I want perform time series analysis using predictors. My dependent variable is total. conv_count, unique_id_publishers, median_seconds are predictors that should explain the total variable.

I try do so . Here my code. This code iterates through the parameters to find those about which the model has the maximum R-squared

library(forecast)
library(zoo)

# Convert the dataset to data.table
dat1197 <- as.data.table(dat1197)

# Convert the Dates column to Date format
dat1197$Dates <- as.Date(paste(dat1197$Dates, "-01", sep=""))
# Create a time series without a Dates column

# Dividing the sample into training and test
train_data <- dat1197[Dates < as.Date("2023-11-01")]
test_data <- dat1197[Dates >= as.Date("2023-11-01") & Dates <= as.Date("2024-01-01")]
ts_data <- zoo(train_data[, c("total")])
# Specifying predictors
xreg <- train_data[, c("conv_count", "unique_id_publishers", "median_seconds")]
# Convert predictors to a numeric matrix
xreg_matrix <- as.matrix(xreg)

best_model <- NULL
best_r_squared <- 0

# Loop for selecting ETS model parameters with maximum R-squared
for (error in c("A", "M")) {
   for (trend in c("N", "A", "Ad", "M")) {
     for (seasonal in c("N", "A", "Ad", "M")) {
       model <- ets(ts_data, model = paste0(error, trend, seasonal), xreg = xreg_matrix)
       r_squared <- accuracy(model)$R2
       if (r_squared > best_r_squared) {
         best_model <- model
         best_r_squared <- r_squared
       }
     }
   }
}

# Obtaining forecasts for the test period
forecast_data <- forecast(best_model, xreg = as.matrix(test_data[, c("conv_count", "unique_id_publishers", "median_seconds")]), newdata = as.matrix(test_data[, c("conv_count", "unique_id_publishers ", "median_seconds")]), h = nrow(test_data))

and i get error

Error in ets(ts_data, model = paste0(error, trend, seasonal), xreg = xreg_matrix) :
   No model able to be fitted

What did i wrong and how correct perform time series using my predictors?
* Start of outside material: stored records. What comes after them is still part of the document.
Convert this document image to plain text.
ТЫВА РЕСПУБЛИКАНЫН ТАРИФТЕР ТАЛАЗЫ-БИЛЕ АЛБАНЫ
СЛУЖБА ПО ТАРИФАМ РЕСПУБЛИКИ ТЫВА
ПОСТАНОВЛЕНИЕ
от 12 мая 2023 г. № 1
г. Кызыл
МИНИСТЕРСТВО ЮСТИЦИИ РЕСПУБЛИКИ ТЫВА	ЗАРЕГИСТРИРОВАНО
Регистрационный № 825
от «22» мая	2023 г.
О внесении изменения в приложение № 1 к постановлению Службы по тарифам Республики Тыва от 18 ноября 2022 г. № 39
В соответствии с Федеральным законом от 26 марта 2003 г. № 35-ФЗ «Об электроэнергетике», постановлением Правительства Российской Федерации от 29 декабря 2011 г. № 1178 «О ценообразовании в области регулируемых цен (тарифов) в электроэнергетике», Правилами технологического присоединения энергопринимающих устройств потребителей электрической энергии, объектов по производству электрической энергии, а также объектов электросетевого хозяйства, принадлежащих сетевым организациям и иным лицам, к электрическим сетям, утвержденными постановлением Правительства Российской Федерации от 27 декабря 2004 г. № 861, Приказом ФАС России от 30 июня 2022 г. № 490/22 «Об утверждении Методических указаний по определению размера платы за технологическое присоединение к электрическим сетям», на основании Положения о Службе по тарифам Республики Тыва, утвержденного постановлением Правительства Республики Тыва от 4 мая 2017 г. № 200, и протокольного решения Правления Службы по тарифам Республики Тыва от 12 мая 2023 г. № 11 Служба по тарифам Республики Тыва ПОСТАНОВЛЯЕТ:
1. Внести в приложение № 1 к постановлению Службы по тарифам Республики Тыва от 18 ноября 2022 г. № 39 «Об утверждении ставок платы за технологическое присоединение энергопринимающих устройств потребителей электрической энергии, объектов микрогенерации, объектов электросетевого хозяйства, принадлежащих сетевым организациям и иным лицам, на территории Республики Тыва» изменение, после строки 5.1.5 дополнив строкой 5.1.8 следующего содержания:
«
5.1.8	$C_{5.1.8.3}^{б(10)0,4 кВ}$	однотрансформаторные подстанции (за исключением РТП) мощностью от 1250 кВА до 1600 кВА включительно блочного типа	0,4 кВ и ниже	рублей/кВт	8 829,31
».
Any help from you is valuable.


Solution

    1. ets() does not have an xreg argument. See the help files. The smooth::es() function does allow for covariates.
    2. There is no point looping over models in this way, as ets() does that internally if you don't specify the model argument.
    3. R-squared is a bad way to select a prediction model. It does not allow for model complexity, and it measures correlation rather than forecast accuracy. Imagine forecasts that are exactly half the value of the corresponding observations to see the problem.